British Army personnel pictured at the border in 1988
British Army personnel pictured at the border in 1988 British Army personnel pictured at the border in 1988

A Brexit hard border in Ireland would place police officers "in the terrorist firing line", it has been warned.

Head of the Northern Ireland Police Federation Mark Lindsay said physical border posts would make officers easy targets for terrorists and harm police/community relations.

"By definition hard Brexit is physical barriers or boundaries.

"No matter who is resourcing them, whether Customs and Excise, the Border Agency, there's always going to be some element of security threat around it given the nature of the areas that we will see those put up in.

"That will then become incumbent on the police to provide that protection for those agencies," said Mr Lindsay.

He added: "That puts our officers into the firing line. Their patterns become very predictable.

"It makes them a very predictable target for anybody who wants to attack them from a terrorist point of view. That is our main concern."

During the Troubles there were military checkpoints on main border crossings and security forces made the remaining crossings impassable.

By 2005, in phase with implementation of the 1998 Good Friday Agreement, these controls were removed.

Sinn Fein leader Gerry Adams has claimed leaving the EU will destroy the Good Friday Agreement (GFA).

However, the British government has insisted there will be "no return to the border's of the past " and that no elements of Brexit will undermine the terms of GFA.

Mr Lindsay said it would be very difficult to go back to the hard border of the Troubles in a peaceful society.

"I can't see it happening again. It would be very difficult to pull that back in a peaceful society ... A lot of communities straddle the border and to start blocking their roads again would come up against real problems.

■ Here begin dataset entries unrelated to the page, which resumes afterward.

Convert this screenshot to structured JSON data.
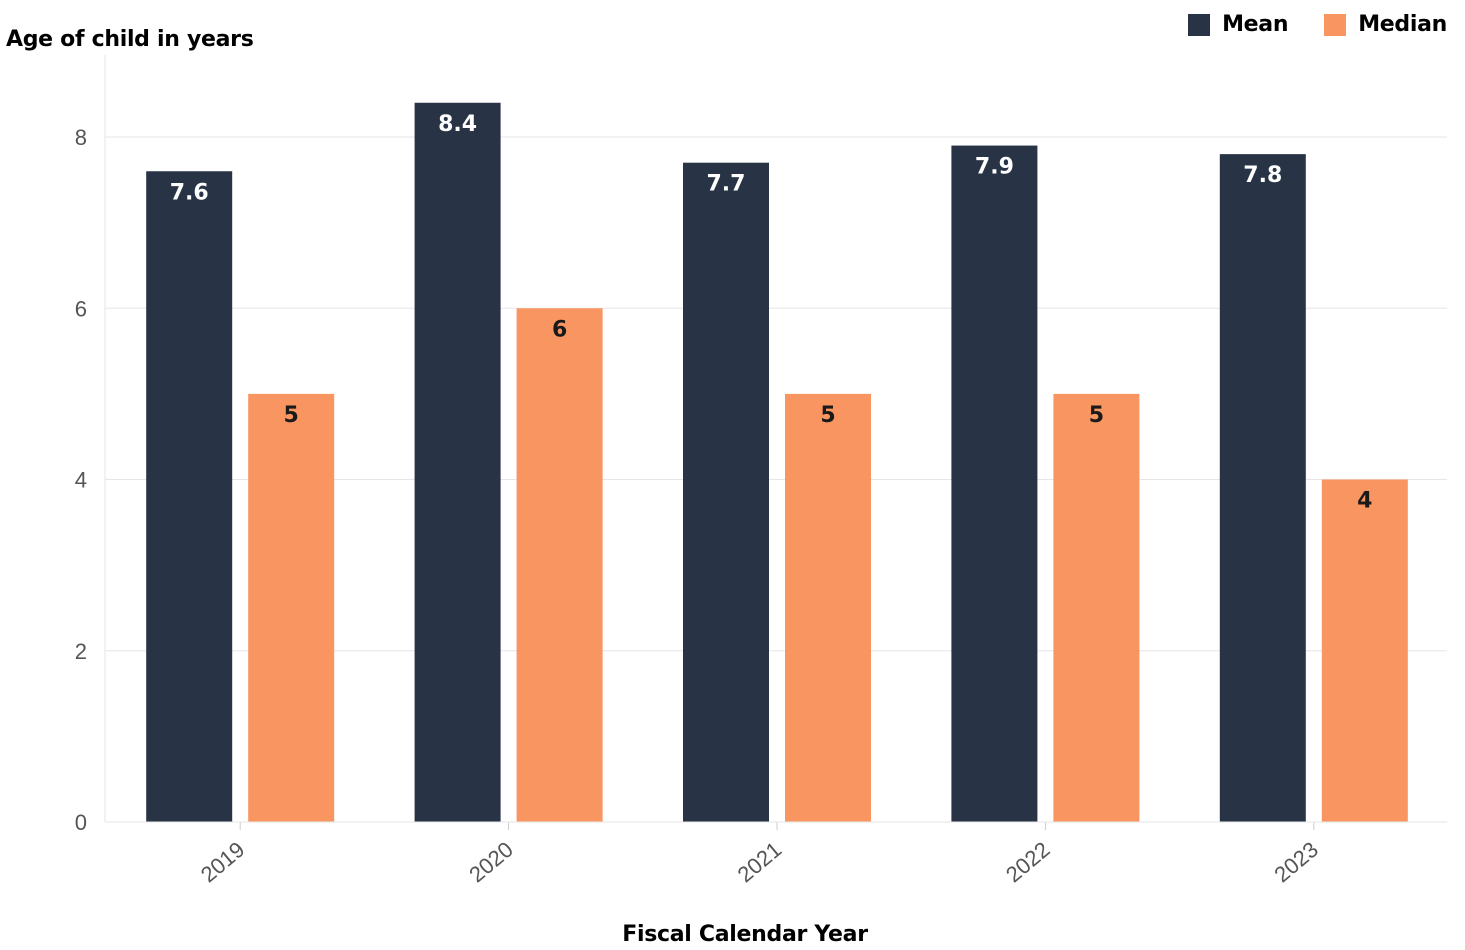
{
  "chart_data": {
    "type": "bar",
    "xlabel": "Fiscal Calendar Year",
    "ylabel": "Age of child in years",
    "categories": [
      "2019",
      "2020",
      "2021",
      "2022",
      "2023"
    ],
    "series": [
      {
        "name": "Mean",
        "values": [
          7.6,
          8.4,
          7.7,
          7.9,
          7.8
        ],
        "labels": [
          "7.6",
          "8.4",
          "7.7",
          "7.9",
          "7.8"
        ],
        "color": "#283445",
        "label_color": "#ffffff"
      },
      {
        "name": "Median",
        "values": [
          5,
          6,
          5,
          5,
          4
        ],
        "labels": [
          "5",
          "6",
          "5",
          "5",
          "4"
        ],
        "color": "#f99560",
        "label_color": "#1a1a1a"
      }
    ],
    "ylim": [
      0,
      8.4
    ],
    "yticks": [
      0,
      2,
      4,
      6,
      8
    ],
    "ytick_labels": [
      "0",
      "2",
      "4",
      "6",
      "8"
    ],
    "grid": true,
    "legend_position": "top-right"
  }
}
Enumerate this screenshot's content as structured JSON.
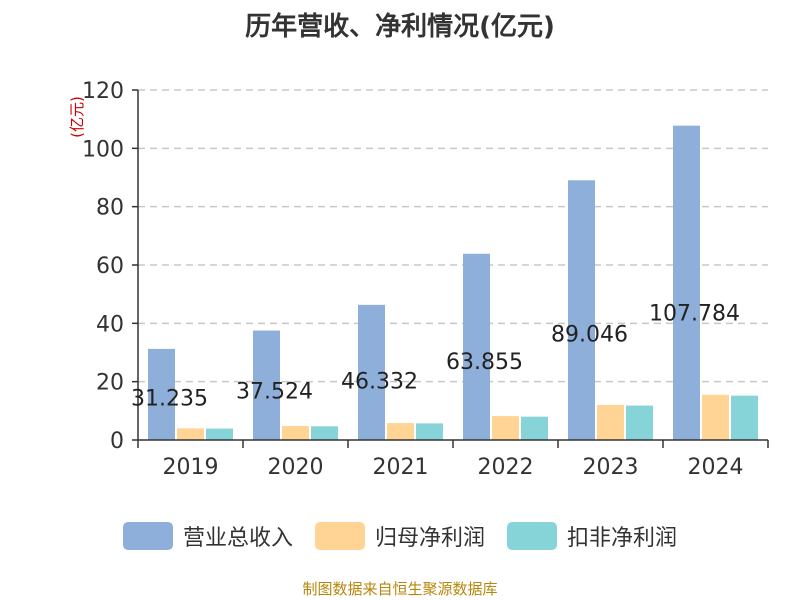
{
  "colors": {
    "revenue": "#8fafdb",
    "net_profit": "#ffd494",
    "deducted_profit": "#87d4d8",
    "axis": "#333333",
    "grid": "#c8c8c8",
    "ylabel": "#cc0000"
  },
  "source": "制图数据来自恒生聚源数据库",
  "chart_data": {
    "type": "bar",
    "title": "历年营收、净利情况(亿元)",
    "ylabel": "(亿元)",
    "xlabel": "",
    "ylim": [
      0,
      120
    ],
    "yticks": [
      0,
      20,
      40,
      60,
      80,
      100,
      120
    ],
    "grid": true,
    "legend_position": "bottom",
    "categories": [
      "2019",
      "2020",
      "2021",
      "2022",
      "2023",
      "2024"
    ],
    "series": [
      {
        "name": "营业总收入",
        "values": [
          31.235,
          37.524,
          46.332,
          63.855,
          89.046,
          107.784
        ],
        "labels": [
          "31.235",
          "37.524",
          "46.332",
          "63.855",
          "89.046",
          "107.784"
        ]
      },
      {
        "name": "归母净利润",
        "values": [
          4.0,
          4.8,
          5.8,
          8.2,
          12.0,
          15.5
        ]
      },
      {
        "name": "扣非净利润",
        "values": [
          3.9,
          4.7,
          5.7,
          8.0,
          11.8,
          15.2
        ]
      }
    ]
  }
}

"That would create problems for the statutory agencies in trying to police that, whether customs, border agencies or the police.

"There would certainly be opposition from some of those border communities to having their communities divided like that.

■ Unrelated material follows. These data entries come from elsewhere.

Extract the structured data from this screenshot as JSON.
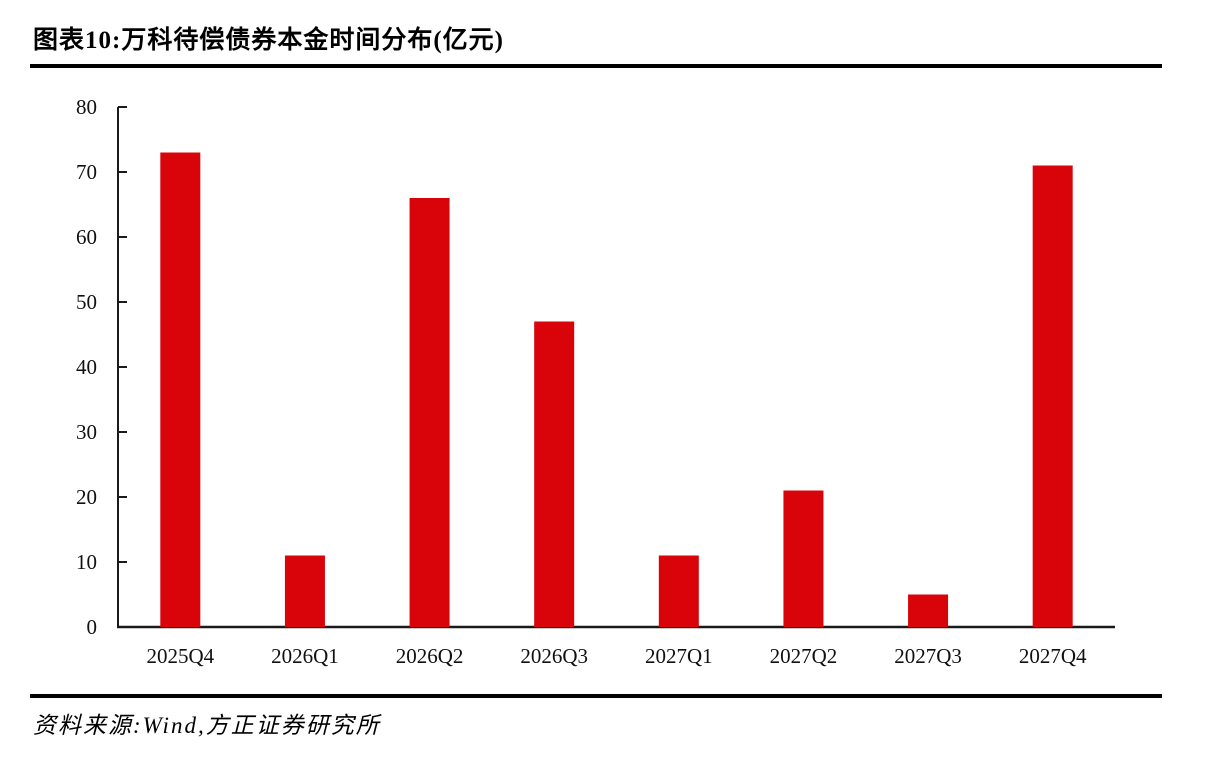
{
  "header": {
    "title": "图表10:万科待偿债券本金时间分布(亿元)"
  },
  "footer": {
    "source": "资料来源:Wind,方正证券研究所"
  },
  "chart_data": {
    "type": "bar",
    "title": "图表10:万科待偿债券本金时间分布(亿元)",
    "categories": [
      "2025Q4",
      "2026Q1",
      "2026Q2",
      "2026Q3",
      "2027Q1",
      "2027Q2",
      "2027Q3",
      "2027Q4"
    ],
    "values": [
      73,
      11,
      66,
      47,
      11,
      21,
      5,
      71
    ],
    "unit": "亿元",
    "xlabel": "",
    "ylabel": "",
    "ylim": [
      0,
      80
    ],
    "yticks": [
      0,
      10,
      20,
      30,
      40,
      50,
      60,
      70,
      80
    ],
    "bar_color": "#D9040A",
    "axis_color": "#1A1A1A",
    "grid": false,
    "legend_position": "none"
  }
}
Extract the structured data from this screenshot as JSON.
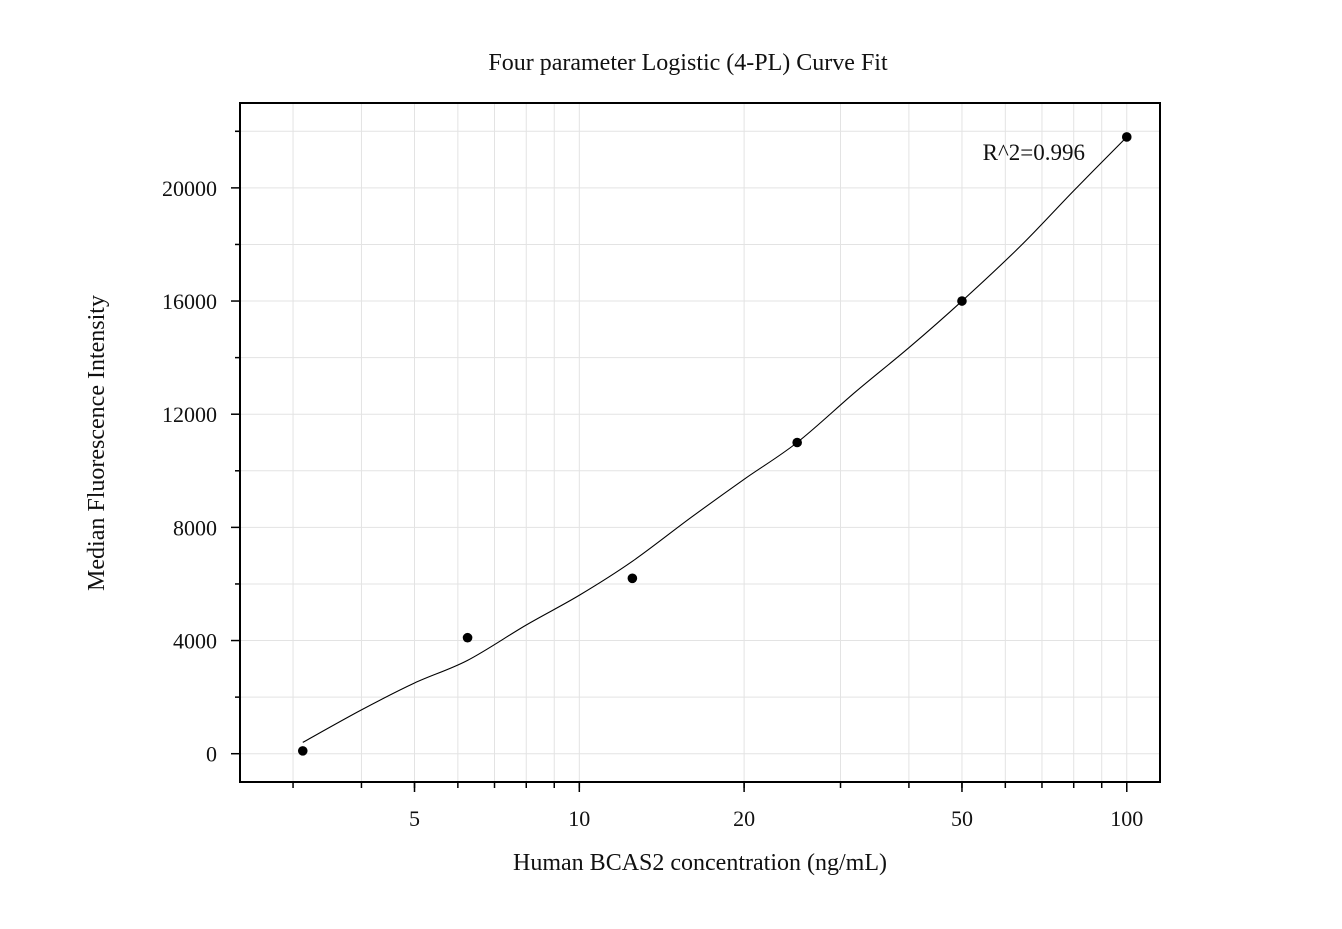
{
  "chart_data": {
    "type": "scatter",
    "title": "Four parameter Logistic (4-PL) Curve Fit",
    "xlabel": "Human BCAS2 concentration (ng/mL)",
    "ylabel": "Median Fluorescence Intensity",
    "xscale": "log",
    "xlim": [
      2.4,
      115
    ],
    "ylim": [
      -1000,
      23000
    ],
    "xticks": [
      {
        "value": 5,
        "label": "5"
      },
      {
        "value": 10,
        "label": "10"
      },
      {
        "value": 20,
        "label": "20"
      },
      {
        "value": 50,
        "label": "50"
      },
      {
        "value": 100,
        "label": "100"
      }
    ],
    "yticks": [
      {
        "value": 0,
        "label": "0"
      },
      {
        "value": 4000,
        "label": "4000"
      },
      {
        "value": 8000,
        "label": "8000"
      },
      {
        "value": 12000,
        "label": "12000"
      },
      {
        "value": 16000,
        "label": "16000"
      },
      {
        "value": 20000,
        "label": "20000"
      }
    ],
    "grid": true,
    "series": [
      {
        "points": [
          {
            "x": 3.125,
            "y": 100
          },
          {
            "x": 6.25,
            "y": 4100
          },
          {
            "x": 12.5,
            "y": 6200
          },
          {
            "x": 25,
            "y": 11000
          },
          {
            "x": 50,
            "y": 16000
          },
          {
            "x": 100,
            "y": 21800
          }
        ]
      }
    ],
    "fit_curve": {
      "model": "4-PL",
      "x": [
        3.125,
        4,
        5,
        6.25,
        8,
        10,
        12.5,
        16,
        20,
        25,
        32,
        40,
        50,
        64,
        80,
        100
      ],
      "y": [
        400,
        1550,
        2500,
        3300,
        4550,
        5600,
        6800,
        8350,
        9700,
        11000,
        12800,
        14350,
        16000,
        17950,
        19900,
        21800
      ]
    },
    "annotations": [
      {
        "text": "R^2=0.996"
      }
    ],
    "colors": {
      "marker": "#000000",
      "curve": "#000000",
      "grid": "#e3e3e3",
      "frame": "#000000"
    }
  }
}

"It would be a step backwards from a policing point of view. I would also be concerned about the impact it would have on community policing," he said.

Mr Lindsay also raised concerns about the impact a hard border could have on increasingly stretched police resources.

"You would have to have additional resources put down along the actual border itself. We don't have the resources at the moment to do this.

"We have consistently said we are well short of the numbers we need for a normal society. From a resourcing point of view we would be really stretched to cover that.

"The other problem then is that we would have inadequate resources being deployed along there which presents its own risk.

"At the minute, nobody really knows what's happening.

"The police will have to pick up whether its a soft or hard border."